In fact, even the overall nominal monthly increase would have disappeared but for a 22.2 percent surge in aerospace product and parts. This helped to mask relatively broad-based declines amongst the other subsectors (only six saw rises) including sizeable reversals in chemicals (3.5 percent), machinery (3.5 percent) and electrical equipment, appliance and components (4.6 percent). The only other increase of note was in petroleum and coal products (5.6 percent).
Elsewhere in the survey new orders gained a welcome 1.7 percent on the month but backlogs were off 1.3 percent. Still, with business inventories falling 0.5 percent, the inventory/sales ratio dipped from 1.45 months to 1.44 months, although even this remained well above its level a year ago (1.37 months).

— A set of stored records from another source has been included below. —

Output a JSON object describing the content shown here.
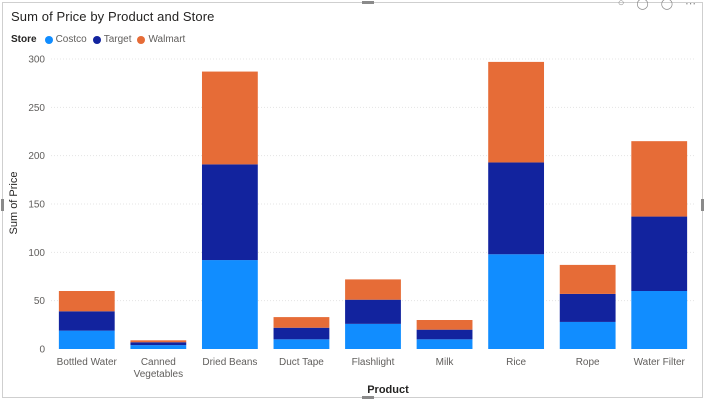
{
  "chart_data": {
    "type": "bar",
    "stacked": true,
    "title": "Sum of Price by Product and Store",
    "xlabel": "Product",
    "ylabel": "Sum of Price",
    "ylim": [
      0,
      300
    ],
    "yticks": [
      0,
      50,
      100,
      150,
      200,
      250,
      300
    ],
    "grid": true,
    "legend_position": "top-left",
    "legend_title": "Store",
    "categories": [
      "Bottled Water",
      "Canned Vegetables",
      "Dried Beans",
      "Duct Tape",
      "Flashlight",
      "Milk",
      "Rice",
      "Rope",
      "Water Filter"
    ],
    "series": [
      {
        "name": "Costco",
        "color": "#118dff",
        "values": [
          19,
          4,
          92,
          10,
          26,
          10,
          98,
          28,
          60
        ]
      },
      {
        "name": "Target",
        "color": "#12239e",
        "values": [
          20,
          3,
          99,
          12,
          25,
          10,
          95,
          29,
          77
        ]
      },
      {
        "name": "Walmart",
        "color": "#e66c37",
        "values": [
          21,
          2,
          96,
          11,
          21,
          10,
          104,
          30,
          78
        ]
      }
    ]
  }
}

May's manufacturing survey paints a still very subdued picture of manufacturing activity. Compared with their peak last July shipments are down nearly 7 percent and the trend in new orders is at best only flat. Today's data will not dent a majority market call for another 25 basis point cut by the BoC later today.
Manufacturing sales are the Canadian dollar level of factory shipments for manufacturing durable and nondurable goods.
Manufacturer's shipments represent the monetary level of factory shipments for durable and nondurable goods and are a relevant indicator for an export-oriented economy. The data are used by analysts to evaluate the economic health of manufacturing industries. They are also used as inputs to GDP and needless to say, these data are used by the central bank in its decision-making process.
The monthly survey of manufacturing of which shipments is a part, provides a broad look at manufacturing activity levels. The level of activity in manufacturing can be affected by the level of interest rates which slows or stimulates the demand for goods and production. Shipments are an indication of how busy factories have been as manufacturers work to fill orders. The data not only provide insight to demand for items such as refrigerators and cars, but also business investment such as industrial machinery, electrical machinery and computers. Because a large proportion of shipments are headed south of the border to the U.S. and include a wide variety of durables, shipments are affected by U.S. economic activity as well as the exchange rate. Although the focus in this report is on shipments, it also contains information on inventories and new and unfilled orders.
Results from this survey are used by both the private and public sectors including finance departments of the federal and provincial governments, the Bank of Canada, Industry Canada, the System of National Accounts, the manufacturing community, consultants and research organizations in Canada, the United States and abroad.